Le dos enfoncé dans le cuir de mon fauteuil, je lis la retranscription des interrogatoires que Hans a menés lorsqu'on frappe à la porte de mon bureau. Agacé, je relève le nez de ma liasse et lâche un « entrez » cassant.

Une petite tête échevelée apparaît dans l'embrasure de la porte et la secrétaire m'adresse un sourire désolé.

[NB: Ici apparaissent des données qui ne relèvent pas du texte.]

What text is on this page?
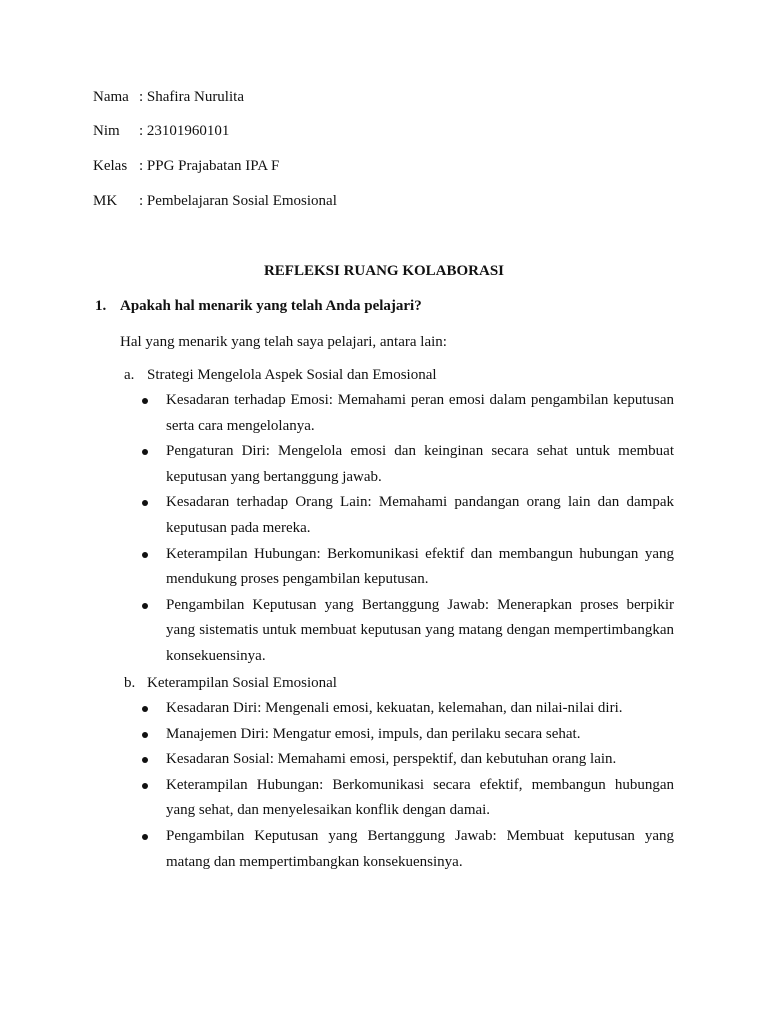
Nama : Shafira Nurulita
Nim : 23101960101
Kelas : PPG Prajabatan IPA F
MK : Pembelajaran Sosial Emosional
REFLEKSI RUANG KOLABORASI
1. Apakah hal menarik yang telah Anda pelajari?
Hal yang menarik yang telah saya pelajari, antara lain:
a. Strategi Mengelola Aspek Sosial dan Emosional
Kesadaran terhadap Emosi: Memahami peran emosi dalam pengambilan keputusan serta cara mengelolanya.
Pengaturan Diri: Mengelola emosi dan keinginan secara sehat untuk membuat keputusan yang bertanggung jawab.
Kesadaran terhadap Orang Lain: Memahami pandangan orang lain dan dampak keputusan pada mereka.
Keterampilan Hubungan: Berkomunikasi efektif dan membangun hubungan yang mendukung proses pengambilan keputusan.
Pengambilan Keputusan yang Bertanggung Jawab: Menerapkan proses berpikir yang sistematis untuk membuat keputusan yang matang dengan mempertimbangkan konsekuensinya.
b. Keterampilan Sosial Emosional
Kesadaran Diri: Mengenali emosi, kekuatan, kelemahan, dan nilai-nilai diri.
Manajemen Diri: Mengatur emosi, impuls, dan perilaku secara sehat.
Kesadaran Sosial: Memahami emosi, perspektif, dan kebutuhan orang lain.
Keterampilan Hubungan: Berkomunikasi secara efektif, membangun hubungan yang sehat, dan menyelesaikan konflik dengan damai.
Pengambilan Keputusan yang Bertanggung Jawab: Membuat keputusan yang matang dan mempertimbangkan konsekuensinya.
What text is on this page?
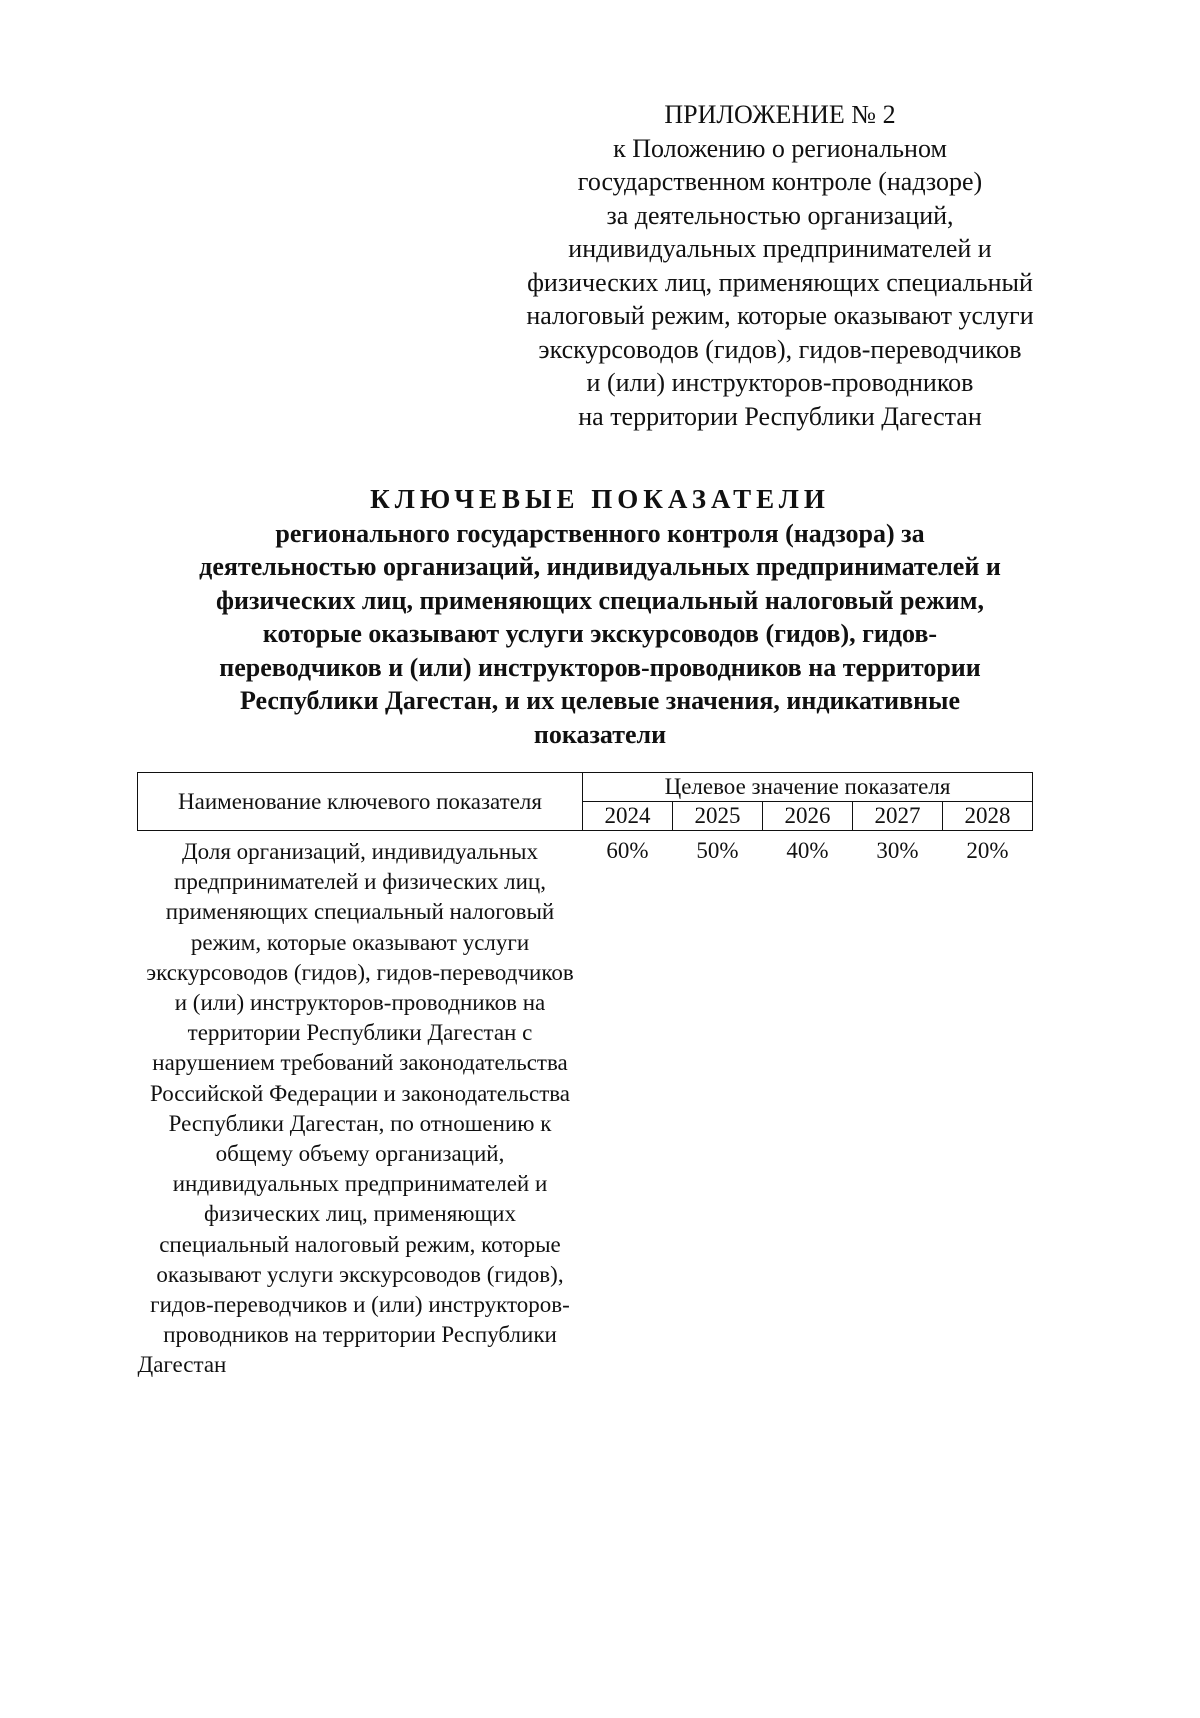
ПРИЛОЖЕНИЕ № 2
к Положению о региональном
государственном контроле (надзоре)
за деятельностью организаций,
индивидуальных предпринимателей и
физических лиц, применяющих специальный
налоговый режим, которые оказывают услуги
экскурсоводов (гидов), гидов-переводчиков
и (или) инструкторов-проводников
на территории Республики Дагестан
КЛЮЧЕВЫЕ ПОКАЗАТЕЛИ
регионального государственного контроля (надзора) за
деятельностью организаций, индивидуальных предпринимателей и
физических лиц, применяющих специальный налоговый режим,
которые оказывают услуги экскурсоводов (гидов), гидов-
переводчиков и (или) инструкторов-проводников на территории
Республики Дагестан, и их целевые значения, индикативные
показатели
Наименование ключевого показателя	Целевое значение показателя				
	2024	2025	2026	2027	2028
Доля организаций, индивидуальных предпринимателей и физических лиц, применяющих специальный налоговый режим, которые оказывают услуги экскурсоводов (гидов), гидов-переводчиков и (или) инструкторов-проводников на территории Республики Дагестан с нарушением требований законодательства Российской Федерации и законодательства Республики Дагестан, по отношению к общему объему организаций, индивидуальных предпринимателей и физических лиц, применяющих специальный налоговый режим, которые оказывают услуги экскурсоводов (гидов), гидов-переводчиков и (или) инструкторов-проводников на территории Республики Дагестан	60%	50%	40%	30%	20%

— Excusez-moi de vous déranger, mais un homme souhaiterait vous parler.

— Dites-lui que je suis occupé. Je ne recevrai personne jusqu'à demain.

— Il dit que c'est à propos de l'enquête sur Leila Amari.

— Alors envoyez-le à Hans.

La jeune femme grimace d'un air embêté et crispe ses doigts sur la poignée.

— C'est que... il a demandé expressément à vous parler. Il refuse de voir quelqu'un d'autre.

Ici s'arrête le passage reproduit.